Shajareh Tayebeh, a girls’ primary school in the city of Minab in southern Iran, was also a “direct hit”. On February 28, two high-precision US-made Tomahawk missiles killed approximately 170 young girls between the ages of six and 12 and staff.
After the initial strike, teachers rushed to protect students. Paramedics reached the spot to save the injured. Then the second bomb fell.
It was a double-tap attack – the horrors of modern warfare that the people of Gaza know well. It is designed to kill its target and then kill those who come to its rescue.
Like Gaza, the attack on girls’ school in Minab too was not an exception. Over the past three weeks, Israel and the United States have rained death and destruction on public spaces throughout Iran. Schools, hospitals, sports halls, stadiums, shops, cafes, markets and historical sites have been attacked.

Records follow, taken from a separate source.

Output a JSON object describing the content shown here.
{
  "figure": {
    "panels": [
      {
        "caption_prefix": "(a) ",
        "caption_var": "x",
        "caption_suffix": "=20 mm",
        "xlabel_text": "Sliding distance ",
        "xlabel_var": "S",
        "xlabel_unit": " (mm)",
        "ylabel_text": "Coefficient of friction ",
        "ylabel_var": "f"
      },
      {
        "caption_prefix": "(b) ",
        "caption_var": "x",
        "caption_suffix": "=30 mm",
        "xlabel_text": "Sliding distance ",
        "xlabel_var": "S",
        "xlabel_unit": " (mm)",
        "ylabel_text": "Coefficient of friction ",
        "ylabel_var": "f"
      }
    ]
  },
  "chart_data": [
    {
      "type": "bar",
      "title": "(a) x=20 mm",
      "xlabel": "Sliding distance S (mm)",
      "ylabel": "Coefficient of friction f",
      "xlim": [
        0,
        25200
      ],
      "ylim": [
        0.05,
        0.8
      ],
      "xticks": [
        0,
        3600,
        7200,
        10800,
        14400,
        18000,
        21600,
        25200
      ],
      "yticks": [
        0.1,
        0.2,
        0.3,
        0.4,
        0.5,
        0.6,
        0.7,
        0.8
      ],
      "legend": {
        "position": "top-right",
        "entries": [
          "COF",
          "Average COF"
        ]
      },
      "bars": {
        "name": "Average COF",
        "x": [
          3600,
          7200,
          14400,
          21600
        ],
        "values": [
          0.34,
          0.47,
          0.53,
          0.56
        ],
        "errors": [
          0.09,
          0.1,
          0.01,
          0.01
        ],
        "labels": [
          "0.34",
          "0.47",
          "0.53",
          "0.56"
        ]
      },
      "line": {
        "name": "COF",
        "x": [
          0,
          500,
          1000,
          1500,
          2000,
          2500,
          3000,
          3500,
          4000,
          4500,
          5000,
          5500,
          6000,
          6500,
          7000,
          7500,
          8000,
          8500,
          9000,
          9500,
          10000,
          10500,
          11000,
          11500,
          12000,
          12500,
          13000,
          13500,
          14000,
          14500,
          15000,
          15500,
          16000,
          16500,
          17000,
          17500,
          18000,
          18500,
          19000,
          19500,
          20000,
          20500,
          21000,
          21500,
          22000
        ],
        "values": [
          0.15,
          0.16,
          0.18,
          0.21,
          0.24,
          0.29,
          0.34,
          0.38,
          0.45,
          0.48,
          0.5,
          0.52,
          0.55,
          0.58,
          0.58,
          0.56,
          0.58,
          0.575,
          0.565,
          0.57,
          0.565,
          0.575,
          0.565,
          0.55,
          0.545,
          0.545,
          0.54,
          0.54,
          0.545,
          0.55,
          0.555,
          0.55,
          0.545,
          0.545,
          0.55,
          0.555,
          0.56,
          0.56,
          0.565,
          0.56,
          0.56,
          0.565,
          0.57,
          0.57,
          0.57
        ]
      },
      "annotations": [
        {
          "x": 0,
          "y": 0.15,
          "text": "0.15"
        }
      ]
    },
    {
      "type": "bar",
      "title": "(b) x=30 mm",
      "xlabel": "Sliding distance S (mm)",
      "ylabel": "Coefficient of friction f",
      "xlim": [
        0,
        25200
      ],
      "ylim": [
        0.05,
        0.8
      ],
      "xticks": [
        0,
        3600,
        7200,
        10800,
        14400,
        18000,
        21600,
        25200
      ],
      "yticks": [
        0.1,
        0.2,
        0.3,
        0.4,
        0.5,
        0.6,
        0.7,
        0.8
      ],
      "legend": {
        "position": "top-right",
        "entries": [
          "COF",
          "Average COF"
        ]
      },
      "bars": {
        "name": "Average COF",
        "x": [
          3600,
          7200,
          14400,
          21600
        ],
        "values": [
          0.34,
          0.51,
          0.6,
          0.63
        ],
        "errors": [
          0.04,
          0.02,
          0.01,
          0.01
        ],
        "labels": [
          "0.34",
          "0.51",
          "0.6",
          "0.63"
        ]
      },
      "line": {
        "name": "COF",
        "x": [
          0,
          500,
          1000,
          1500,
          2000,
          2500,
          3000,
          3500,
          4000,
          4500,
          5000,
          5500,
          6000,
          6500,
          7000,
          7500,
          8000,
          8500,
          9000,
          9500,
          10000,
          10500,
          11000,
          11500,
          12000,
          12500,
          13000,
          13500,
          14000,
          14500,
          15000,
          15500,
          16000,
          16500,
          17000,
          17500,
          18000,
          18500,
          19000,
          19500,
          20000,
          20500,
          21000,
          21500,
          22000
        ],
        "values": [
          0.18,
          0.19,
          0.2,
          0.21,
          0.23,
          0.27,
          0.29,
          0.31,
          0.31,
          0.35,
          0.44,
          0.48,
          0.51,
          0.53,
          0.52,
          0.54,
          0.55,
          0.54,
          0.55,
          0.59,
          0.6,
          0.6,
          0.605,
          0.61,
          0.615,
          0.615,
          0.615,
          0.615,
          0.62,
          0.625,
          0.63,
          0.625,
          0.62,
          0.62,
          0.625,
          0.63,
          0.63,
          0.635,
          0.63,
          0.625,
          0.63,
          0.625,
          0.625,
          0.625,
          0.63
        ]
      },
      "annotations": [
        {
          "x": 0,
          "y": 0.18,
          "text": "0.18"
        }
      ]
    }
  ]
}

More than 5,000 residential units have been affected, and more than 1,900 civilians have been killed.
As in Gaza, the cumulative goal is not only physical destruction, but also the spread of fear and terror. Targeting civilian locations thus serves as a form of psychological warfare – an attack on the idea of security and normality.
Targeting civilian infrastructure is against international law. Yet the US and Israel view international legal norms through the lens of US Defense Secretary Pete Hegseth, who has repeatedly expressed his disdain for the rules of engagement and called them “stupid”.
So far, it is clear that Gaza has served as Israel’s laboratory, a testing ground, for the approach it wants to implement across the region.
Just days earlier, Israel’s Finance Minister Bezalel Smotrich had issued a dire warning: “Dahiyah (in south Beirut) will look like Khan Younis.”
The destruction of Khan Yunis – my hometown – has become a new model for destruction to be repeated elsewhere. In Lebanon, over a period of 20 days, this model has resulted in the massacre of approximately 1,100 people, including 120 children – an entire classroom every three days.
What we see in Gaza spreads to Lebanon and then to Iran.
What is the ultimate goal? Strengthening Israeli hegemony in the region. This strategy is not necessarily about completely overthrowing the Iranian regime, but rather about dismantling the Iranian state itself and significantly reducing its ability to project power. A weakened or broken Iran will no longer be an obstacle to Israeli regional hegemony.
All this is happening with the full support of America. Just last month, US Ambassador to Israel Mike Huckabee expressed his approval for Israel’s expansion into “Greater Israel”.
Other Western powers have also agreed, supporting an illegal war on Iran, although refusing to commit their own troops, ships and aircraft.
Mahmoud Darwish writes in his poem “The Earth Is Closing on Us”:
“Where should we go after the last frontier?
Where should the birds fly after the last sky?
Where should plants sleep after their last breath of air?”
Soon, this could become a reality for the entire region. Under Israel’s complete and unchecked dominance, we will all feel as if we have nowhere left to go. What would life look like under this reality?
If Gaza is a laboratory, we can imagine that the region will continue to burn in flames for years to come. Israel will “mow the lawn” whenever it wants, to impose its will on any government and to suppress any rebellion of the people of the region.
The views expressed in this article are those of the author and do not necessarily reflect the editorial stance of Al Jazeera.